Жалость сторонников Консервативной революции к самим себе была столь же безгранична, как и их мания величия. Получалось, что единственным средством, способным облегчить страдания немцев, было мировое господство. Меллер ван дер Брук разъяснял: «Власть над миром — единственная предоставленная народу перенаселенной страны возможность выжить. Наперекор всем препятствиям порыв людей в нашей перенаселенной стране направлен туда же, его цель — пространство, которое нам необходимо» [14].

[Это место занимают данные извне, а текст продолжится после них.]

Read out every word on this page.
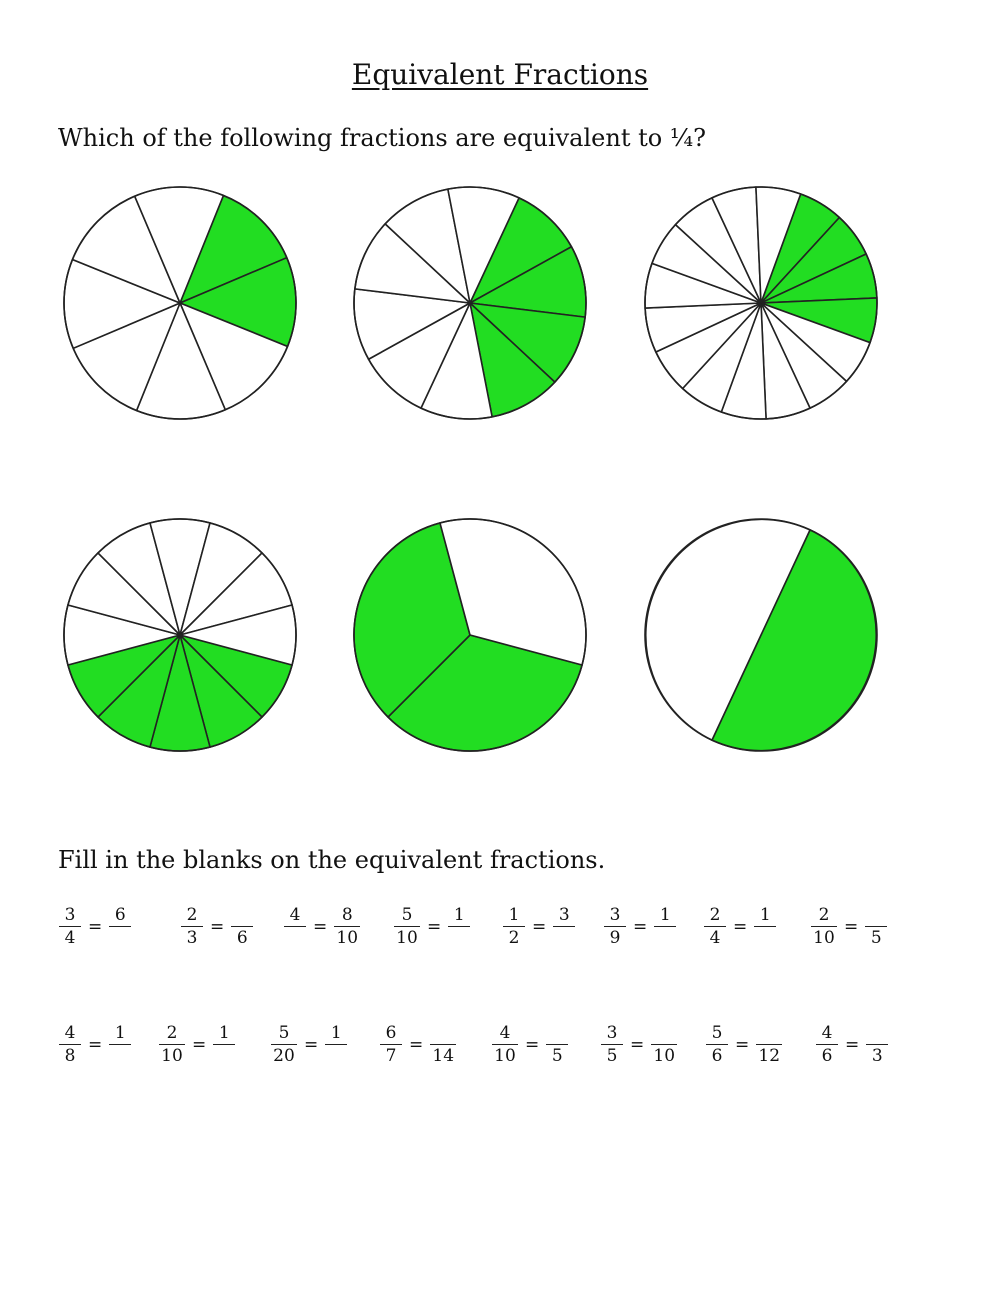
Equivalent Fractions
Which of the following fractions are equivalent to ¼?
Fill in the blanks on the equivalent fractions.
$\frac{3}{4}$ =
6	$\frac{2}{3}$ =
6
4
= $\frac{8}{10} \frac{5}{10}$ =
$1 \frac{1}{2}$ =
$3 \frac{3}{9}$ =
$1 \frac{2}{4}$ =
$1 \frac{2}{10}$ =
5
$\frac{4}{8}$ =
$1 \frac{2}{10}$ =
$1 \frac{5}{20}$ =
$1 \frac{6}{7}$ =
$14 \frac{4}{10}$ =
$5 \frac{3}{5}$ =
$10 \frac{5}{6}$ =
$12 \frac{4}{6}$ =
3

Парламентская демократия представлялась ее немецким критикам как «лишенная рыцарских начал». Ноябрьская революция 1918 года не была в состоянии защитить страну от внешнего врага. Поэтому от нее отвернулись солдаты, пишет Эрнст Юнгер. Эта революция, по мнению Юнгера, отвергла такие понятия, как «мужество, честь, отвага» [15]. Освальд Шпенглер, в свою очередь, говорит о «неописуемой мерзости ноябрьских дней»: «Ни одного властного взгляда, ничего вдохновляющего, ни одного значительного лица, запоминающегося слова, дерзкого преступления» [16].

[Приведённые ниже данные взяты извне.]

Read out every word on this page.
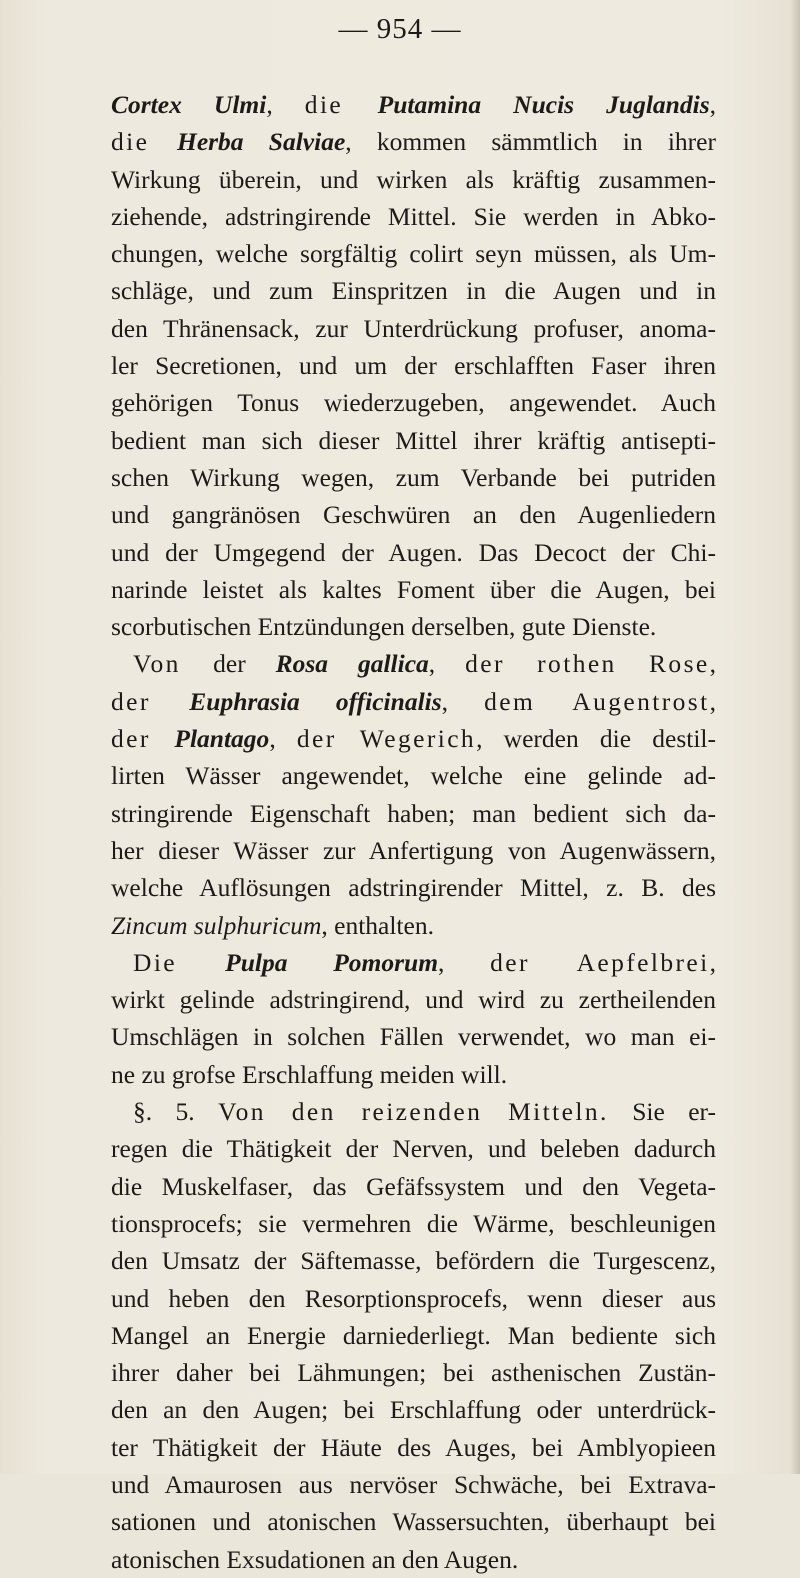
— 954 —
Cortex Ulmi, die Putamina Nucis Juglandis,
die Herba Salviae, kommen sämmtlich in ihrer
Wirkung überein, und wirken als kräftig zusammen-
ziehende, adstringirende Mittel. Sie werden in Abko-
chungen, welche sorgfältig colirt seyn müssen, als Um-
schläge, und zum Einspritzen in die Augen und in
den Thränensack, zur Unterdrückung profuser, anoma-
ler Secretionen, und um der erschlafften Faser ihren
gehörigen Tonus wiederzugeben, angewendet. Auch
bedient man sich dieser Mittel ihrer kräftig antisepti-
schen Wirkung wegen, zum Verbande bei putriden
und gangränösen Geschwüren an den Augenliedern
und der Umgegend der Augen. Das Decoct der Chi-
narinde leistet als kaltes Foment über die Augen, bei
scorbutischen Entzündungen derselben, gute Dienste.
Von der Rosa gallica, der rothen Rose,
der Euphrasia officinalis, dem Augentrost,
der Plantago, der Wegerich, werden die destil-
lirten Wässer angewendet, welche eine gelinde ad-
stringirende Eigenschaft haben; man bedient sich da-
her dieser Wässer zur Anfertigung von Augenwässern,
welche Auflösungen adstringirender Mittel, z. B. des
Zincum sulphuricum, enthalten.
Die Pulpa Pomorum, der Aepfelbrei,
wirkt gelinde adstringirend, und wird zu zertheilenden
Umschlägen in solchen Fällen verwendet, wo man ei-
ne zu grofse Erschlaffung meiden will.
§. 5. Von den reizenden Mitteln. Sie er-
regen die Thätigkeit der Nerven, und beleben dadurch
die Muskelfaser, das Gefäfssystem und den Vegeta-
tionsprocefs; sie vermehren die Wärme, beschleunigen
den Umsatz der Säftemasse, befördern die Turgescenz,
und heben den Resorptionsprocefs, wenn dieser aus
Mangel an Energie darniederliegt. Man bediente sich
ihrer daher bei Lähmungen; bei asthenischen Zustän-
den an den Augen; bei Erschlaffung oder unterdrück-
ter Thätigkeit der Häute des Auges, bei Amblyopieen
und Amaurosen aus nervöser Schwäche, bei Extrava-
sationen und atonischen Wassersuchten, überhaupt bei
atonischen Exsudationen an den Augen.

Поборники Консервативной революции в своей критике парламентской демократии и либерализма основывались на традиционно консервативных представлениях и клеймили либерализм как жизнеразрушающую силу. Он якобы разрушает органические связи в обществе и разжигает низменные, эгоистические инстинкты. Не служение общему делу, а собственным интересам — вот к чему зовет либерализм. Правовед Карл Шмитт вообще отказывался признать Веймарскую республику государством. В ней, утверждал Шмитт, отдельные сегменты общества (партии, объединения и т.п.) захватили власть, которую используют исключительно в собственных интересах. Государство как олицетворение общенациональных задач упразднено. Главной и неустранимой слабостью так называемого законодательного государства эти критики считали мнимую неспособность такого государства принимать решения, справляться с реальной опасностью. В законодательном государстве властвуют не люди, не правители, а буква закона, сетовал Карл Шмитт. Исходное понятие господства, согласно Шмитту, стало недействительным, подменено абстрактными нормами [17]. Последователь Шмитта Эрнст Форстхофф вторил учителю: честь и достоинство — личные понятия; правовое государство, которое сводит на нет все личное, лишено достоинства и чести [18].

Так зародилась в кругах консервативных революционеров тоска по настоящему властителю, по «цезарю». Харизматический вождь, чье появление предсказывали крупные европейские мыслители на рубеже XIX–XX веков, одни с беспокойством, другие — с надеждой, должен был сбросить власть безликих учреждений, заменив ее диктатом персонифицированной воли.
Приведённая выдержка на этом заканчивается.